Vertical component of active pressure in retaining walls 2

[petrosoft]

This was discussed once on thread507-128311, but I'm not sure what to conclude about it. Enercalc gives the option of using the vertical component of active pressure for retaining wall stability calculations. Their structural engineer says there is some disagreement about using it in the literature. My plan checker won't allow using it unless I can justify it. Does anyone have an insight to whether to use the Enercalc option or not?

Thanks

 

[cap4000]

If your using Rankines formula I would not but if your using Coulombs formula I would. What are the dimensions of your footing and wall height. Typically a gravity wall/no footing or a large footing with a small "heel" dimension justifies Coulombs formula. I don't have the Enercalc. Good Luck.

 

[BigH]

See the old standby: Terzaghi and Peck (1967) - they have a few simplistic charts (4 cases) - which shows this I believe.

 

[petrosoft]

Thanks BigH. I have the 1967 edition of Terzaghi and Peck but can't find the charts you mention. Do you have the page number? I've got to brush up on lateral earth pressure theory.

 

[minorchord2000]

We totally ignore the vertical component of the active pressure, so we do not select that Enercal option.

 

[BigH]

I don't have the '67 version with me; the '95 version is in the office. However, if you have NAVFAC's DM-7.2, go to pages 7.2-86 and 7.2-87. If you don't have the manual, go to VulcanHammer's web site - you can download it from there.

 

[petrosoft]

Thanks BigH for the reference to VulcanHammer.

I'm trying to picture the location of the active vertical component. It seems to be acting on the stem, pushing it downwards. Is that where it is?

 

[jdonville]

petrosoft,

Yes, on the back face of the stem.

Jeff

 

[petrosoft]

I've researched the issue, reading Coduto, Terzaghi and Peck and talked to Enercalc. There is a vertical component of active pressure in the Coulomb theory. Enercalc uses a coefficient of friction on the wall equal to 2/3 the internal soil friction. That makes sense if the wall is concrete (rough) and the backfill is granular.

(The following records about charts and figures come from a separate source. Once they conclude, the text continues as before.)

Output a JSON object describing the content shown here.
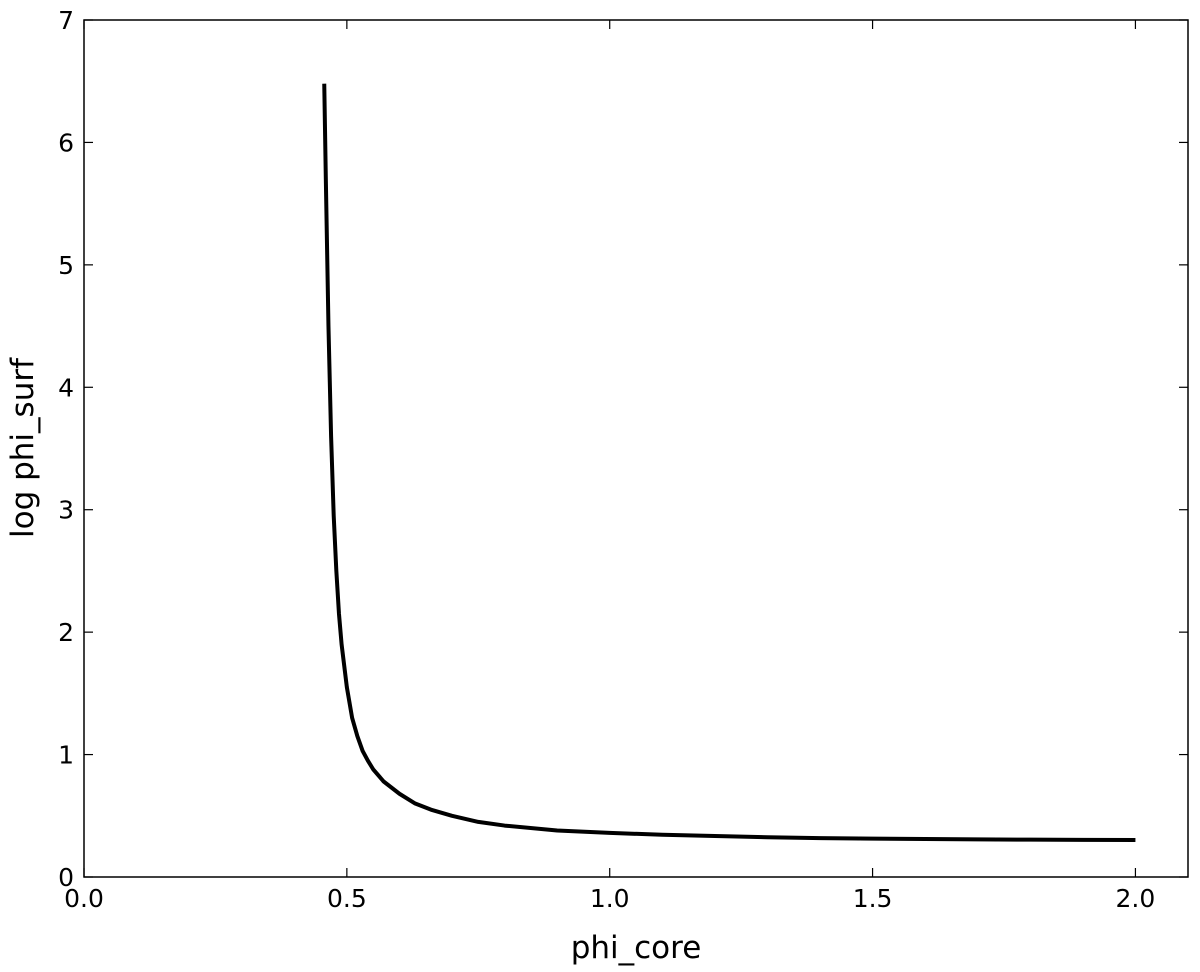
{
  "chart_data": {
    "type": "line",
    "title": "",
    "xlabel": "phi_core",
    "ylabel": "log phi_surf",
    "xlim": [
      0.0,
      2.1
    ],
    "ylim": [
      0,
      7
    ],
    "xticks": [
      "0.0",
      "0.5",
      "1.0",
      "1.5",
      "2.0"
    ],
    "yticks": [
      "0",
      "1",
      "2",
      "3",
      "4",
      "5",
      "6",
      "7"
    ],
    "grid": false,
    "legend": "none",
    "series": [
      {
        "color": "#000000",
        "x": [
          0.457,
          0.46,
          0.465,
          0.47,
          0.475,
          0.48,
          0.485,
          0.49,
          0.5,
          0.51,
          0.52,
          0.53,
          0.54,
          0.55,
          0.57,
          0.6,
          0.63,
          0.66,
          0.7,
          0.75,
          0.8,
          0.9,
          1.0,
          1.1,
          1.2,
          1.3,
          1.4,
          1.5,
          1.6,
          1.7,
          1.8,
          1.9,
          2.0
        ],
        "y": [
          6.48,
          5.7,
          4.5,
          3.6,
          2.95,
          2.5,
          2.15,
          1.9,
          1.55,
          1.3,
          1.15,
          1.03,
          0.95,
          0.88,
          0.78,
          0.68,
          0.6,
          0.55,
          0.5,
          0.45,
          0.42,
          0.38,
          0.36,
          0.345,
          0.335,
          0.325,
          0.318,
          0.313,
          0.31,
          0.307,
          0.305,
          0.303,
          0.302
        ]
      }
    ]
  }
}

I'm not sure when the Coulomb formulation is justified and when it isn't. Maybe that is the reason for the option in Enercalc.

Any thoughts welcome.

 

[UcfSE]

Coulomb takes into account the friction between the soil and the wall; Rankine does not. You can use Coulomb when it is appropriate to account for the wall friction and Rankine when it isn't.

 

[petrosoft]

I guess that when using a concrete or masonry wall and granular backfill, Coulomb is OK.


Thanks---Peter

 

[moe333]

When designing a cantilever wall (cantilever on soil side), the portion of soil above the cantilever is used as a resisting force. The forces from the retained soil beyond the cantilever are assummed to react along a vertical section at the end of the cantilever. Therefore, there is no wall friction and Rankine would be applicible.

Coulomb could be used where there was no cantilever, or where the cantilever was on the exposed side of the wall. In this case, the soil forces would be acting against the wall and friction would be applicible.

You do get a component of vertical force from Rankine where there is sloping backfill.

 

[petrosoft]

Hi moe333,

Cudoto's Foundation Design text (2001) page 797 states that the active component of vertical pressure is used to resist OTM in cantilevered retaining walls. The development active pressure assumes a slight outward wall movement so the soil wedge falls slightly while clinging to wall with friction. The only requirements are for outward movement of the wall and a rough wall surface. I don't know if clay backfill would also develop long term friction force.

 

[moe333]

Clay soils tend to creep over time such that active pressures revert to at-rest pressures over time, even with wall movement. Therefore, I would use at-rest pressure for clayey backfill.